Probing the low-energy electron-scattering dynamics in liquids with high-harmonic spectroscopy

High-harmonic spectroscopy (HHS) is a nonlinear all-optical technique with inherent attosecond temporal resolution, which has been applied successfully to a broad variety of systems in the gas phase and solid state. Here, we extend HHS to the liquid phase, and uncover the mechanism of high-harmonic generation (HHG) for this phase of matter. Studying HHG over a broad range of wavelengths and intensities, we show that the cut-off ($E_c$) is independent of the wavelength beyond a threshold intensity, and find that $E_c$ is a characteristic property of the studied liquid.
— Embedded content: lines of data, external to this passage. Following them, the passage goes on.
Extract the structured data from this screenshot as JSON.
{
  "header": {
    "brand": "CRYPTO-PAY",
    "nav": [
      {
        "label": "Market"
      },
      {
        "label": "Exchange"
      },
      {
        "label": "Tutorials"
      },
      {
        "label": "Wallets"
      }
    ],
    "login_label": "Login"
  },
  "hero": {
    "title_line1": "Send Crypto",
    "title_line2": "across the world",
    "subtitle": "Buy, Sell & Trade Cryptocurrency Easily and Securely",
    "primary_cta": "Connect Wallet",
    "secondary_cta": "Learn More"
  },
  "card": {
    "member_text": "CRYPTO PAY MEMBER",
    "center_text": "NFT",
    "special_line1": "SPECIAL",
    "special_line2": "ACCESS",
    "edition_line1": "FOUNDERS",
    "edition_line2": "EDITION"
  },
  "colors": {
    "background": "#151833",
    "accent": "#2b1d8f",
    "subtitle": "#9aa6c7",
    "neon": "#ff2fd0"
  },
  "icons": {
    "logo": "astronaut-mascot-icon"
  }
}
We explain these observations within an intuitive semi-classical model based on electron trajectories that are limited by scattering to a characteristic length, which is connected to the electron mean-free path. Our model is validated against rigorous multi-electron time-dependent density-functional theory calculations in, both, supercells of liquid water with periodic boundary conditions, and large clusters of a variety of liquids. These simulations confirm our interpretation and thereby clarify the mechanism of HHG in liquids. Our results demonstrate a new, all-optical access to effective mean-free paths of slow electrons ($\leq$10 eV) in liquids, in a regime that is inaccessible to accurate calculations, but is critical for the understanding of radiation damage to living tissue. Our work also establishes the possibility of resolving sub-femtosecond electron dynamics in liquids, which offers a novel, all-optical approach to attosecond spectroscopy of chemical processes in their native liquid environment.